O coração do bárbaro estava pulsando agressivamente, ele começara a esquentar, ele perdeu-se momentaneamente na nudez daquela mulher, mas ele precisava deixar a lasciva de lado e continuar agindo como o líder de um reino no qual ele era.
— Não sei se devemos tomar o artefato dela, ou entregar ao Bruxo Negro… Já que ele mesmo se recusa a tocá-lo.
— Pretende repreendê-la?
— De alguma forma, sim. Mas eu não sou o tutor da Morta-viva… Nem sou um sábio dos arcanos para conseguir instruí-la de alguma forma. Talvez eu precise contar com o auxílio de Nox Arcana, se é que aceitariam esse tipo de tarefa…
Enquanto dizia, o tribal retornava ao silêncio, seus pensamentos vagavam enquanto acompanhava o som da água que gotejava da Yelena na banheira.
Mais véus erguiam-se do vapor da água quente, o aposento parecia um templo antigo com diversos incensos.
— Eu compreendo… — A mulher falou quase em um sussurro.
As chamas das tochas ardiam com uma certa preguiça, sem tanta necessidade devido ao clarão da tarde ainda iluminar ambos no recinto.
Algumas ervas ainda estavam presas nos braços e costas da loira, ela mantinha a concha cheia de água e a despejava calmamente para continuar o seu ritual do banho.
O homem continuara sentado na beira da cama, lentamente os seus cotovelos foram apoiados no joelho, fitando a loira como quem estivesse encarando o próprio problema que ele estava para enfrentar.

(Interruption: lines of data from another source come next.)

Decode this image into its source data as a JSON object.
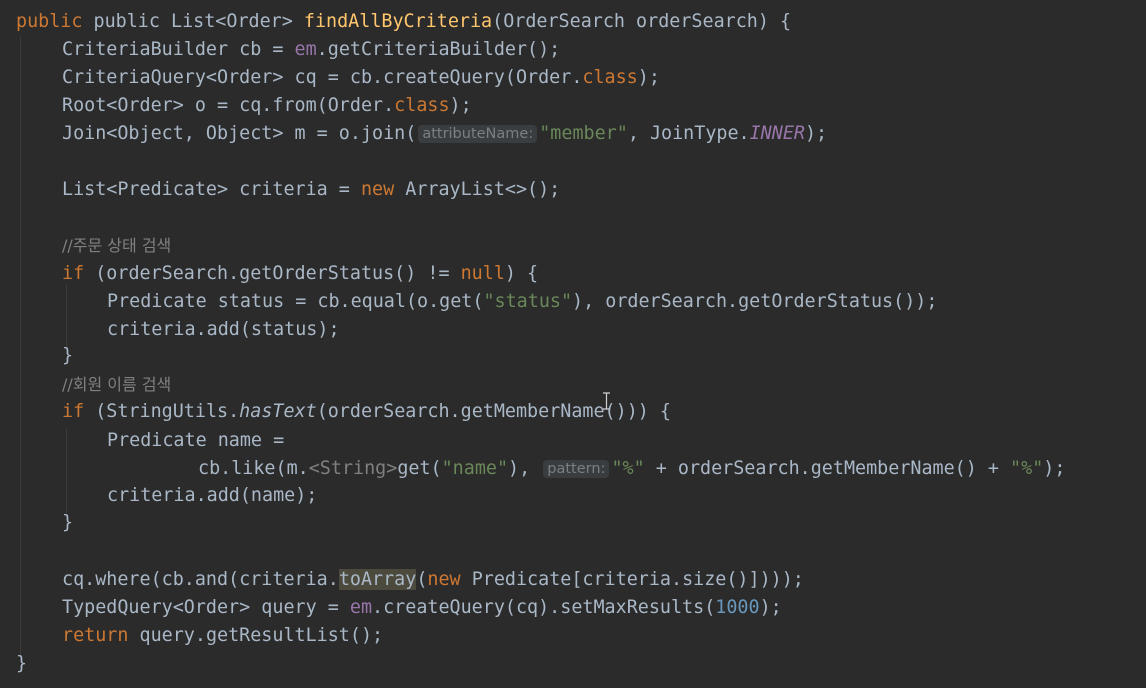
{
  "lines": [
    [
      "public List<Order> ",
      "findAllByCriteria",
      "(OrderSearch orderSearch) {"
    ],
    [
      "CriteriaBuilder cb = ",
      "em",
      ".getCriteriaBuilder();"
    ],
    [
      "CriteriaQuery<Order> cq = cb.createQuery(Order.",
      "class",
      ");"
    ],
    [
      "Root<Order> o = cq.from(Order.",
      "class",
      ");"
    ],
    [
      "Join<Object, Object> m = o.join(",
      "attributeName:",
      "\"member\"",
      ", JoinType.",
      "INNER",
      ");"
    ],
    [],
    [
      "List<Predicate> criteria = ",
      "new",
      " ArrayList<>();"
    ],
    [],
    [
      "//주문 상태 검색"
    ],
    [
      "if",
      " (orderSearch.getOrderStatus() != ",
      "null",
      ") {"
    ],
    [
      "Predicate status = cb.equal(o.get(",
      "\"status\"",
      "), orderSearch.getOrderStatus());"
    ],
    [
      "criteria.add(status);"
    ],
    [
      "}"
    ],
    [
      "//회원 이름 검색"
    ],
    [
      "if",
      " (StringUtils.",
      "hasText",
      "(orderSearch.getMemberName())) {"
    ],
    [
      "Predicate name ="
    ],
    [
      "cb.like(m.",
      "<String>",
      "get(",
      "\"name\"",
      "), ",
      "pattern:",
      "\"%\"",
      " + orderSearch.getMemberName() + ",
      "\"%\"",
      ");"
    ],
    [
      "criteria.add(name);"
    ],
    [
      "}"
    ],
    [],
    [
      "cq.where(cb.and(criteria.",
      "toArray",
      "(",
      "new",
      " Predicate[criteria.size()])));"
    ],
    [
      "TypedQuery<Order> query = ",
      "em",
      ".createQuery(cq).setMaxResults(",
      "1000",
      ");"
    ],
    [
      "return",
      " query.getResultList();"
    ],
    [
      "}"
    ]
  ],
  "colors": {
    "background": "#2b2b2b",
    "text": "#a9b7c6",
    "keyword": "#cc7832",
    "string": "#6a8759",
    "comment": "#808080",
    "method_decl": "#ffc66d",
    "field": "#9876aa",
    "number": "#6897bb"
  }
}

— Esse tipo de situação não pode ser tratado como um mero acaso… — Ayel murmurava. — Uma criatura alada como o Roca não ousaria se aproximar de Sihêon sem uma boa razão… Se há forças que foram despertas, Yelena… É algo que estamos sendo forçados a agir.
Seus olhos ardiam.
A sentinela retornou ao seu banho, virando-se mais uma vez e continuando a se molhar, relaxada.
— O senhor acredita que a Kassandra seja realmente a causa? — Ela perguntou.

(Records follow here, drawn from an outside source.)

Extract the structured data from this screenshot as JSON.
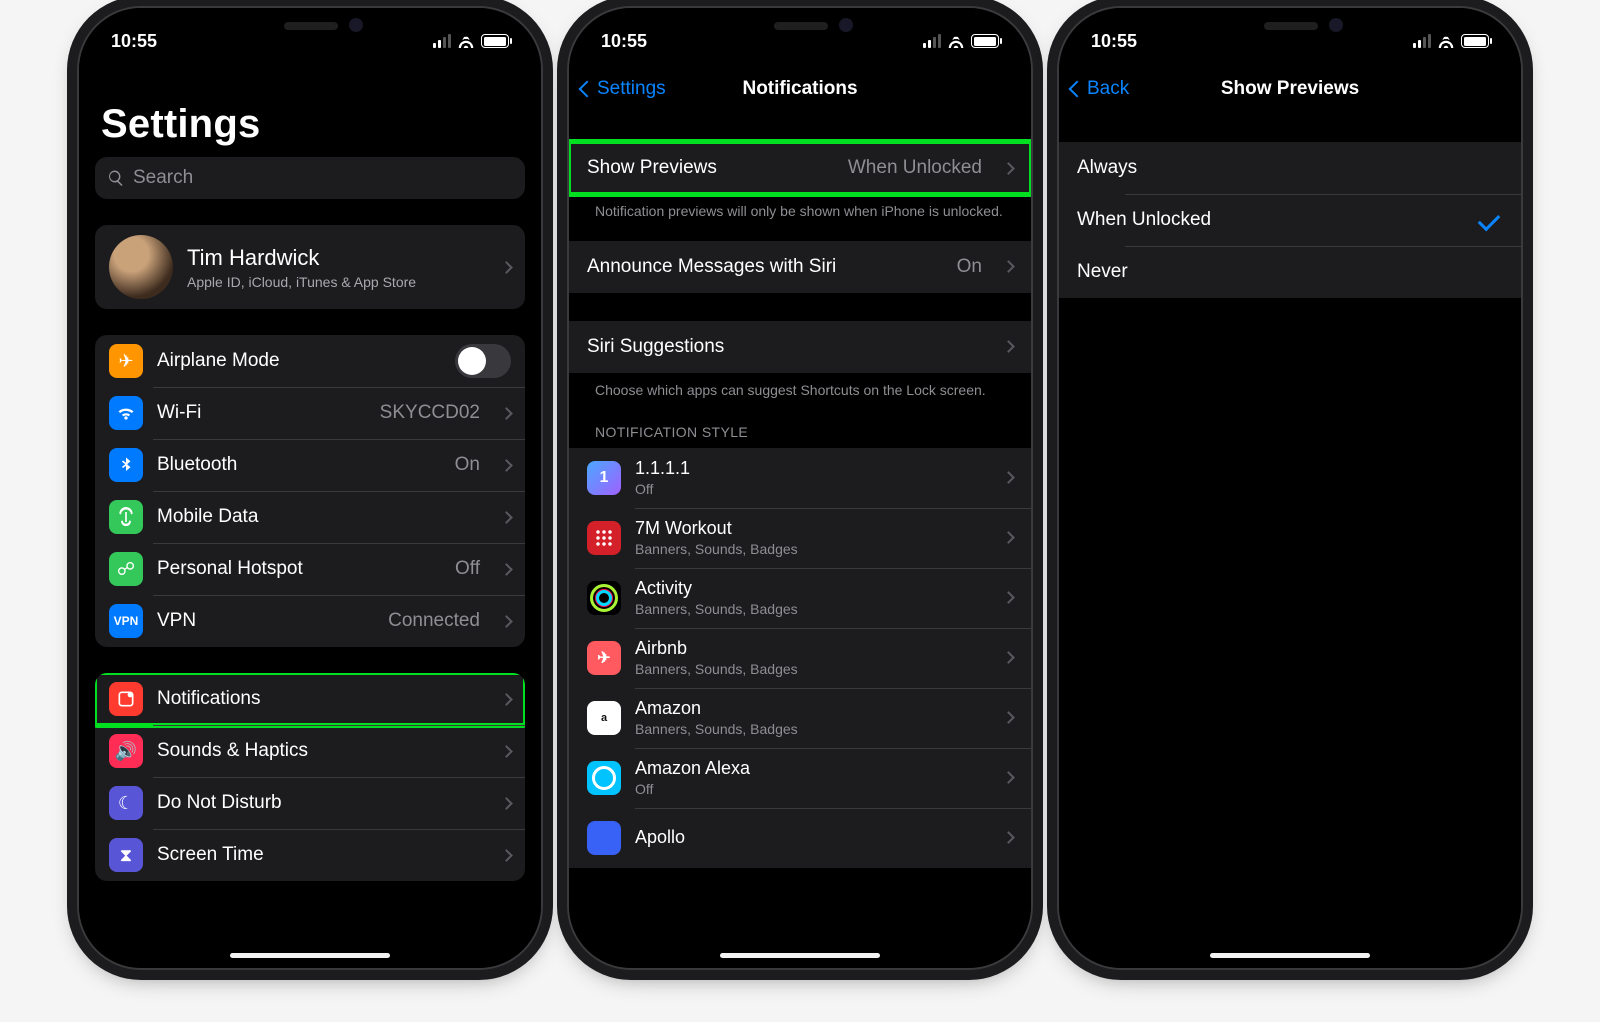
{
  "status": {
    "time": "10:55"
  },
  "screen1": {
    "title": "Settings",
    "search_placeholder": "Search",
    "profile": {
      "name": "Tim Hardwick",
      "desc": "Apple ID, iCloud, iTunes & App Store"
    },
    "rows_net": [
      {
        "icon": "airplane",
        "label": "Airplane Mode",
        "value": "",
        "kind": "toggle"
      },
      {
        "icon": "wifi",
        "label": "Wi-Fi",
        "value": "SKYCCD02",
        "kind": "link"
      },
      {
        "icon": "bt",
        "label": "Bluetooth",
        "value": "On",
        "kind": "link"
      },
      {
        "icon": "cell",
        "label": "Mobile Data",
        "value": "",
        "kind": "link"
      },
      {
        "icon": "hotspot",
        "label": "Personal Hotspot",
        "value": "Off",
        "kind": "link"
      },
      {
        "icon": "vpn",
        "label": "VPN",
        "value": "Connected",
        "kind": "link"
      }
    ],
    "rows_sys": [
      {
        "icon": "notif",
        "label": "Notifications",
        "highlight": true
      },
      {
        "icon": "sound",
        "label": "Sounds & Haptics"
      },
      {
        "icon": "dnd",
        "label": "Do Not Disturb"
      },
      {
        "icon": "screen",
        "label": "Screen Time"
      }
    ]
  },
  "screen2": {
    "back": "Settings",
    "title": "Notifications",
    "show_previews": {
      "label": "Show Previews",
      "value": "When Unlocked"
    },
    "show_previews_note": "Notification previews will only be shown when iPhone is unlocked.",
    "announce": {
      "label": "Announce Messages with Siri",
      "value": "On"
    },
    "siri_sugg": {
      "label": "Siri Suggestions"
    },
    "siri_note": "Choose which apps can suggest Shortcuts on the Lock screen.",
    "style_header": "Notification Style",
    "apps": [
      {
        "icon": "1111",
        "name": "1.1.1.1",
        "detail": "Off"
      },
      {
        "icon": "7m",
        "name": "7M Workout",
        "detail": "Banners, Sounds, Badges"
      },
      {
        "icon": "activity",
        "name": "Activity",
        "detail": "Banners, Sounds, Badges"
      },
      {
        "icon": "airbnb",
        "name": "Airbnb",
        "detail": "Banners, Sounds, Badges"
      },
      {
        "icon": "amazon",
        "name": "Amazon",
        "detail": "Banners, Sounds, Badges"
      },
      {
        "icon": "alexa",
        "name": "Amazon Alexa",
        "detail": "Off"
      },
      {
        "icon": "apollo",
        "name": "Apollo",
        "detail": ""
      }
    ]
  },
  "screen3": {
    "back": "Back",
    "title": "Show Previews",
    "options": [
      {
        "label": "Always",
        "selected": false
      },
      {
        "label": "When Unlocked",
        "selected": true
      },
      {
        "label": "Never",
        "selected": false
      }
    ]
  }
}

Ela emergiu o máximo que a dimensão da bacia de madeira permitiu, fazendo algumas bolhas com a boca que estava abaixo d’água, potencializando o vapor que subia.
— Não creio…
Alvorada inclinou-se para frente, seus punhos estavam cerrando aos lentos.

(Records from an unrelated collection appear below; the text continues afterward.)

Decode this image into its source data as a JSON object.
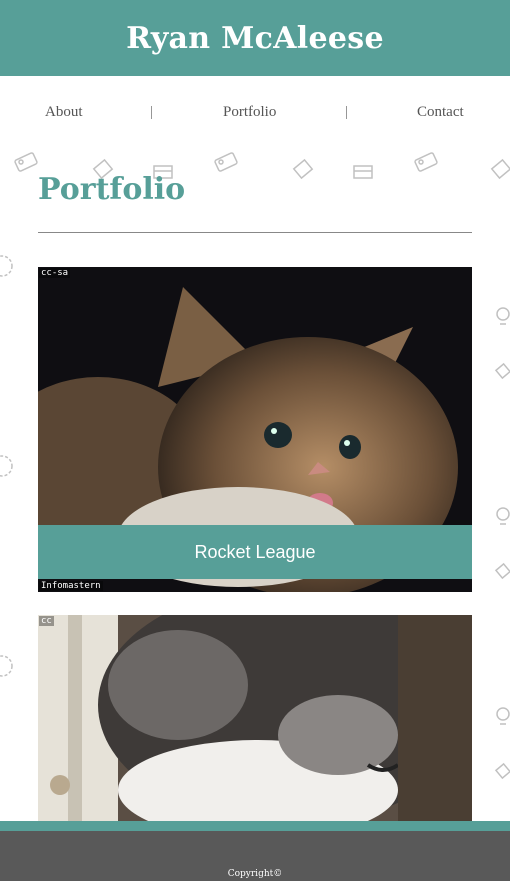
{
  "header": {
    "title": "Ryan McAleese"
  },
  "nav": {
    "items": [
      {
        "label": "About"
      },
      {
        "label": "Portfolio"
      },
      {
        "label": "Contact"
      }
    ],
    "separator": "|"
  },
  "main": {
    "heading": "Portfolio",
    "projects": [
      {
        "caption": "Rocket League",
        "image_tag_top": "cc-sa",
        "image_tag_bottom": "Infomastern"
      },
      {
        "caption": "",
        "image_tag_top": "cc"
      }
    ]
  },
  "footer": {
    "copyright": "Copyright©"
  },
  "colors": {
    "accent": "#579f98",
    "footer": "#595959"
  }
}
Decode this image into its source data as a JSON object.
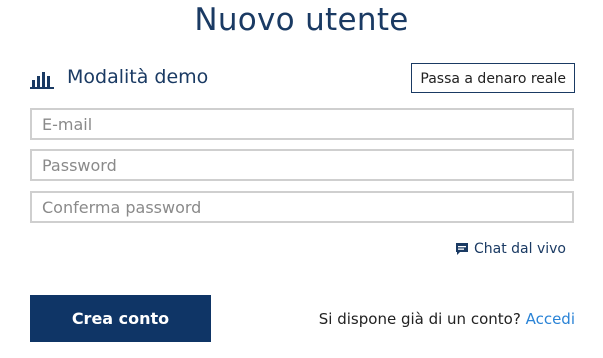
{
  "title": "Nuovo utente",
  "mode": {
    "icon": "bar-chart-icon",
    "label": "Modalità demo",
    "switch_button": "Passa a denaro reale"
  },
  "form": {
    "email_placeholder": "E-mail",
    "password_placeholder": "Password",
    "confirm_password_placeholder": "Conferma password"
  },
  "chat": {
    "icon": "chat-bubble-icon",
    "label": "Chat dal vivo"
  },
  "create_button": "Crea conto",
  "login": {
    "prompt": "Si dispone già di un conto?",
    "link": "Accedi"
  },
  "colors": {
    "primary": "#0f3566",
    "link": "#2a83d6",
    "border": "#cfcfcf"
  }
}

— Kassandra recebeu a orbe de mim, e o Bruxo Negro me advertiu do seu poder… O fato dele mesmo ter se recusado a tocar na pedra… Talvez apenas a existência da pedra possa ter sido o suficiente para atrair a atenção do Roca, se ela utilizou a pedra e então o convocou… Bom, aí o buraco seria mais embaixo.
— Como vai agir então, majestade? — indagou Yelena, virando levemente o rosto, com o vapor contornando os seus traços.
O bárbaro sorriu friamente, com um pouco de crueldade.